Minister P. Irene Green, a 49-year Anacostia resident, recognizes Paige and her efforts to help the overlooked youth of Wards 7 and 8.

“Young African American males, especially those in Wards 7 and 8, are frequently neglected and seemingly go unnoticed unless they are involved in some menacing behavior,” Green said. “However, I am very appreciative of Aummett Paige and the work that her organization does to make an investment in the lives of the young men in our community. They deserve it.”

Zackeya Boatwright, the grandmother of an Anacostia Steeler football player, admires Paige’s dedication to the community and football, despite it being a male-driven sport.

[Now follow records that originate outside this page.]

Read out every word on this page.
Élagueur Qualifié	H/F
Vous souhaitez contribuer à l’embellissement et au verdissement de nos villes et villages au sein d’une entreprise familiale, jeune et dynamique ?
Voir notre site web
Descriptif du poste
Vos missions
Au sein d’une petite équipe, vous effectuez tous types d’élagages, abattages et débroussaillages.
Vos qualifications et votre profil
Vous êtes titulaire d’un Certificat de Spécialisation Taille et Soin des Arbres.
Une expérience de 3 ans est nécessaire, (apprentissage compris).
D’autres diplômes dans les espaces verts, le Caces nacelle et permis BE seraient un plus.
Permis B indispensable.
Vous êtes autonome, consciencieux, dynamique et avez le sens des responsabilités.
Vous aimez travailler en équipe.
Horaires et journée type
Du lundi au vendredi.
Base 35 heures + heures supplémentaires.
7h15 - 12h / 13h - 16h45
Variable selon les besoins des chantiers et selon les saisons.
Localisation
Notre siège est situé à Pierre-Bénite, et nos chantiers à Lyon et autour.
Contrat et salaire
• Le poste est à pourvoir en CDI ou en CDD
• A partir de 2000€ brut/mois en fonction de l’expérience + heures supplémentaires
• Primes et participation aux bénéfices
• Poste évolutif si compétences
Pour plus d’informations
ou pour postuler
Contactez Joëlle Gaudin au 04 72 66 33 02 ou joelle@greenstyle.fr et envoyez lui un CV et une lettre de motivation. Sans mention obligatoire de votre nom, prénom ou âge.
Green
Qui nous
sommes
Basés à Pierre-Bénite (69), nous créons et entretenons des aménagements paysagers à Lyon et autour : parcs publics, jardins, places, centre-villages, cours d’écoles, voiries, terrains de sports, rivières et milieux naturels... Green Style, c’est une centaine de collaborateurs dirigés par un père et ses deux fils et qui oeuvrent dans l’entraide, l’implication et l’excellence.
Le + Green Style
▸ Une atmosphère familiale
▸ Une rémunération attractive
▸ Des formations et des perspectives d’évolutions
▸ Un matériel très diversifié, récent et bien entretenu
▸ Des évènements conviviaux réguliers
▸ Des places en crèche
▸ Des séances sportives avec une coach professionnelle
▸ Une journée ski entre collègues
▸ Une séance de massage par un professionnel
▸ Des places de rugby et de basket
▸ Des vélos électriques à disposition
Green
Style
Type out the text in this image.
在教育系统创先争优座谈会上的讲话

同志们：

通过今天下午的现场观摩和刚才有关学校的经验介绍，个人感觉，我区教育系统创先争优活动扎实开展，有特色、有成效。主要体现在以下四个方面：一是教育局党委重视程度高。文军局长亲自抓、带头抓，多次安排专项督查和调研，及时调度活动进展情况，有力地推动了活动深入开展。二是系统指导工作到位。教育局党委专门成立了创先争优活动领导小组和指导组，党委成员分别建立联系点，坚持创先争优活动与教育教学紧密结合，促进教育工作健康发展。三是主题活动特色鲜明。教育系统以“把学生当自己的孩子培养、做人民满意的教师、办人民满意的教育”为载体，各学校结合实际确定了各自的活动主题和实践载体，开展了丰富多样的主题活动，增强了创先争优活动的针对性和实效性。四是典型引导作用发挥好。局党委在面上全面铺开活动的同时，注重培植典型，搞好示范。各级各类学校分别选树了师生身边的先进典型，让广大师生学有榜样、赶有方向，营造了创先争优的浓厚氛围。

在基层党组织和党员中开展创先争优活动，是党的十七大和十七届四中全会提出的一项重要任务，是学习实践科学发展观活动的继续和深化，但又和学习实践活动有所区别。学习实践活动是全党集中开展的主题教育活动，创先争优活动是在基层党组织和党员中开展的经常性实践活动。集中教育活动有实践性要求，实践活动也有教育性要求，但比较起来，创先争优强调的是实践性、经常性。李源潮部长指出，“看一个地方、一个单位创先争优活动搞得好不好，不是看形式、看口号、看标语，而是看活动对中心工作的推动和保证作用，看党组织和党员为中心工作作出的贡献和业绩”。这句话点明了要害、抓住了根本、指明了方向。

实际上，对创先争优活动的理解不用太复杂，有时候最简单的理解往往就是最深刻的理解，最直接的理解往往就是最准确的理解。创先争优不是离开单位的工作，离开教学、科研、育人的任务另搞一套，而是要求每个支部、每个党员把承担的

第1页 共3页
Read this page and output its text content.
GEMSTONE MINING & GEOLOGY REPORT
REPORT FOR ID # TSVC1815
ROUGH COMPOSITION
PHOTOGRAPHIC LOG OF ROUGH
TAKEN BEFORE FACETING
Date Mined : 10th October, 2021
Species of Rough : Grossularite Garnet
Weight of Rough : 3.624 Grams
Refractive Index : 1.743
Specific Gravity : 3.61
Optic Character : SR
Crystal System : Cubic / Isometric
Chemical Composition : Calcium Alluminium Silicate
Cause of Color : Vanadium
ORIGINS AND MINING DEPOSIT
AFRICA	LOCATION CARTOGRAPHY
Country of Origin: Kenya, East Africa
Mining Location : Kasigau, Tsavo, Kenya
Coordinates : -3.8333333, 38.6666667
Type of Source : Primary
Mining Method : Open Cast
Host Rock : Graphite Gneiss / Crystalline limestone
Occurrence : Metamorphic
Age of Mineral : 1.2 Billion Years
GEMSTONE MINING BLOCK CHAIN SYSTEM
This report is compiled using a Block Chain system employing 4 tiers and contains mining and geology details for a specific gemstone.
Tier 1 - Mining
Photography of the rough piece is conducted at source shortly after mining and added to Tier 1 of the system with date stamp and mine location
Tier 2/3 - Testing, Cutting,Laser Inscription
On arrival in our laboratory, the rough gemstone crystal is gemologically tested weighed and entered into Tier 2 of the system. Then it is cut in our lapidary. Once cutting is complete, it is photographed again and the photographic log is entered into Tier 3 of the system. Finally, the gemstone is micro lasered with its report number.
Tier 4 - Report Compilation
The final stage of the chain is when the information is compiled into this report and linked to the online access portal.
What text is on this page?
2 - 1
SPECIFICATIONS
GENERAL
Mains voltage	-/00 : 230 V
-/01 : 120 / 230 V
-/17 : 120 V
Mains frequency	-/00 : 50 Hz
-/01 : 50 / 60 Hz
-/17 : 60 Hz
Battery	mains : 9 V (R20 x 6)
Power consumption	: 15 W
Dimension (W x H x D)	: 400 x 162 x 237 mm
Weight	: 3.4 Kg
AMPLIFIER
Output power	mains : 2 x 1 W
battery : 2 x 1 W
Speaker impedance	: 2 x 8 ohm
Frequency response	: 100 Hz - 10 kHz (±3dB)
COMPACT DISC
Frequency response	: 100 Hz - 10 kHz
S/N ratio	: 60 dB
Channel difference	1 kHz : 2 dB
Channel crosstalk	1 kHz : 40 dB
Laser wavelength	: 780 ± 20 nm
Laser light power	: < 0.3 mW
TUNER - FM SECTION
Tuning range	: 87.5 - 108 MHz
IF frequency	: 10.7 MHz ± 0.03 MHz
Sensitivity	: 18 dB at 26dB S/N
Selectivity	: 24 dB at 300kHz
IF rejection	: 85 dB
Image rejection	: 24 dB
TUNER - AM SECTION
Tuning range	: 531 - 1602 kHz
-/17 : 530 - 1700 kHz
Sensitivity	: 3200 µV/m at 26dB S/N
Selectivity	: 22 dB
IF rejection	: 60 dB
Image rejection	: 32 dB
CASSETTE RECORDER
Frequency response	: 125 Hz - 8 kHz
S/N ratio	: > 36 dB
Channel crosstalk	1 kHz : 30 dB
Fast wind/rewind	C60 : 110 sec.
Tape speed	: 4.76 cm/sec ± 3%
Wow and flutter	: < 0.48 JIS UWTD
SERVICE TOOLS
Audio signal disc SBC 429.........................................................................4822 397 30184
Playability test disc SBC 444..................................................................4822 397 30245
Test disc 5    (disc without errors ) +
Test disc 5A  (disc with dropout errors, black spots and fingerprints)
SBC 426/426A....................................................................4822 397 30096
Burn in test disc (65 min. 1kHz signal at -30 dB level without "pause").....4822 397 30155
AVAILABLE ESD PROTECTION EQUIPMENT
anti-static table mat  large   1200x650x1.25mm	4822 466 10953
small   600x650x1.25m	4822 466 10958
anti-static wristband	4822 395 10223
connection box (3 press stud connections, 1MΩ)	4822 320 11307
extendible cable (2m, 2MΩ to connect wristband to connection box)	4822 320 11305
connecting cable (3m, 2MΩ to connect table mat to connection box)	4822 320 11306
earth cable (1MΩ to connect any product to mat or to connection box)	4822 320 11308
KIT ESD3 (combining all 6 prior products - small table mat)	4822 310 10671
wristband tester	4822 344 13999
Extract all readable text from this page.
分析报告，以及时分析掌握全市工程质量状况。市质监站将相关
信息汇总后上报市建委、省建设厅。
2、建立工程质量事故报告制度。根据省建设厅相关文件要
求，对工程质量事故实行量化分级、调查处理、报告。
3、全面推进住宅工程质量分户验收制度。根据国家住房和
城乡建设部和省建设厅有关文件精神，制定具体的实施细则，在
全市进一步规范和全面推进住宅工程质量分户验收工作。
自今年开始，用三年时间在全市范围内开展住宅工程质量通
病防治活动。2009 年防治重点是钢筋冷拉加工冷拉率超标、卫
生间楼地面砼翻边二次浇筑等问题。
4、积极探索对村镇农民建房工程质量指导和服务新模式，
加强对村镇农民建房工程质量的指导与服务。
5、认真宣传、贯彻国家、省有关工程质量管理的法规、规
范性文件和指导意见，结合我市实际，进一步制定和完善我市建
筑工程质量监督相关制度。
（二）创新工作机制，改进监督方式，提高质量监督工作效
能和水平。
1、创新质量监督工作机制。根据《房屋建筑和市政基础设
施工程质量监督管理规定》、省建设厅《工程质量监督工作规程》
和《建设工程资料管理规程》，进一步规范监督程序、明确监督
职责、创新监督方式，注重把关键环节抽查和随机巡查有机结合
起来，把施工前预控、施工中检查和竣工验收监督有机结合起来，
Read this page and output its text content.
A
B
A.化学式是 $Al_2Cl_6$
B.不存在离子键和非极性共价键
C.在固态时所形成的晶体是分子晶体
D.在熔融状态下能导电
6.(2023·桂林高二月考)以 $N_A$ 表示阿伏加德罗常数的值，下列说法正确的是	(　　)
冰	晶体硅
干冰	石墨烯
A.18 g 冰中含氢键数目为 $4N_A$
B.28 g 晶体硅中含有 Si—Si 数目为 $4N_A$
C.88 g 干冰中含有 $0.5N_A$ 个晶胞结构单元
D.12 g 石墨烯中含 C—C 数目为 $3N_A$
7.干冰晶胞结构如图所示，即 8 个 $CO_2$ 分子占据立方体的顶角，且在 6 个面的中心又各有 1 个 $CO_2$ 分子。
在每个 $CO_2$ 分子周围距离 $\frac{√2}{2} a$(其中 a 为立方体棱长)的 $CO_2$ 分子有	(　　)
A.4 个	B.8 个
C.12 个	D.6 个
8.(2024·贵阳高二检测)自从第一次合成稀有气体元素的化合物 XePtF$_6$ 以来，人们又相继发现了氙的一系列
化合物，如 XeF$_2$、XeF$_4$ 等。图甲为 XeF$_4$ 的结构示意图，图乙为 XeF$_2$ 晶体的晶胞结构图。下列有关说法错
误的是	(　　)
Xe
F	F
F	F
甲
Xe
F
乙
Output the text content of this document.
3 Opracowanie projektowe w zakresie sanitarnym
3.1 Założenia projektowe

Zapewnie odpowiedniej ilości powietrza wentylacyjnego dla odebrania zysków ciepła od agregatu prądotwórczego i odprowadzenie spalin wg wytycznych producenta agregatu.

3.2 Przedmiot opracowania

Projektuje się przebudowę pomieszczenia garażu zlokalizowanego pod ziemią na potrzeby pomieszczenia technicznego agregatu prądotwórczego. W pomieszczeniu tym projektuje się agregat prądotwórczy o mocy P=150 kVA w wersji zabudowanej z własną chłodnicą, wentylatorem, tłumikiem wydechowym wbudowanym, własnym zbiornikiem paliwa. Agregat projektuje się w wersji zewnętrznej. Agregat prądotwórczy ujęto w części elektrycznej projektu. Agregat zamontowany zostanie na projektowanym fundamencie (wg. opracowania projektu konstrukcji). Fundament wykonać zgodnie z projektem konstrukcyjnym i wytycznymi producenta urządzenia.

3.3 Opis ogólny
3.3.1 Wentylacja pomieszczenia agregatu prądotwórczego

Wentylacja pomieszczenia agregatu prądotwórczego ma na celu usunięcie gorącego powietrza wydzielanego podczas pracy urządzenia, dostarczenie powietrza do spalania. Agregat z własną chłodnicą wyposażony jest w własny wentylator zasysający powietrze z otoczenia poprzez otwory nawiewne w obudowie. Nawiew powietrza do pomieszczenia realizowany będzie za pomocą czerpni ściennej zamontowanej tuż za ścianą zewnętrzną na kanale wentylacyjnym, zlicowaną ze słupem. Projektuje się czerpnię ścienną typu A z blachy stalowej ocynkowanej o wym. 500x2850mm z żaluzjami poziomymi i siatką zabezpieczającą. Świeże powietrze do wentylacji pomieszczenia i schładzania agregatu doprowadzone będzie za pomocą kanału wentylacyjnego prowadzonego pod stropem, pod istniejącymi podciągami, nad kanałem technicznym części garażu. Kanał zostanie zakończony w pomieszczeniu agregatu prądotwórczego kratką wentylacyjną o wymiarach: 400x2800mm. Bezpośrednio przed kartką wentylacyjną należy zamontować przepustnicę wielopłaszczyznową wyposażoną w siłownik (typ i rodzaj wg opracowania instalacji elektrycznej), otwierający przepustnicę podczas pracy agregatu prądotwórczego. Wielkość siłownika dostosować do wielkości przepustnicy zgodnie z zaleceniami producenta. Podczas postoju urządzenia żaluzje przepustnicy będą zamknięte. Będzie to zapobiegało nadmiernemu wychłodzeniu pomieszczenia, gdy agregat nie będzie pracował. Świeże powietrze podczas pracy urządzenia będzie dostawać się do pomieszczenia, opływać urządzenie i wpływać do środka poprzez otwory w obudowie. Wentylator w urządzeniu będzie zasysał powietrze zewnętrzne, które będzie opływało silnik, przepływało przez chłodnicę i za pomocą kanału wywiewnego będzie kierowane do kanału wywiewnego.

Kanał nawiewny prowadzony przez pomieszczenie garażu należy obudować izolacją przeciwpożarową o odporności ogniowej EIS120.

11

“I admire all that Paige does in this community,” said Boatwright. “She’s a mentor to me. If it’s anything that the children or adults need, she’s only one phone call away. My daughter passed away, and my grandson needed an outlet, and she rolled down my street and gave that to him. I’m forever grateful for her.”

Paige has worked on The Anacostia AMP Outreach Empowerment Center & Youth Sports Association for over five years, four as an official organization. It is her mission to bring H.O.P. E back to the communities east of the river by providing educational support, mentoring, cultural arts, financial literacy, field trips, community events, and new youth sports teams.

Despite her misfortunes with drugs and the streets of Ward 8, she never gave up on the ward, even after it tried to “gobble her up.” Through her rocky relationship and a belligerent slugfest with Ward 8, she learned a valuable lesson: that even when you are down, you still have a fighter’s chance.

Most importantly, she influenced others to remain hopeful and to promote change. Today Paige lives and serves her community to the fullest, undeterred by her woes. Aummett says, “I hope to continue to educate and empower our kids. If I can only help save one kid, I did a service. I’m going to die doing this; I don’t care what it takes.”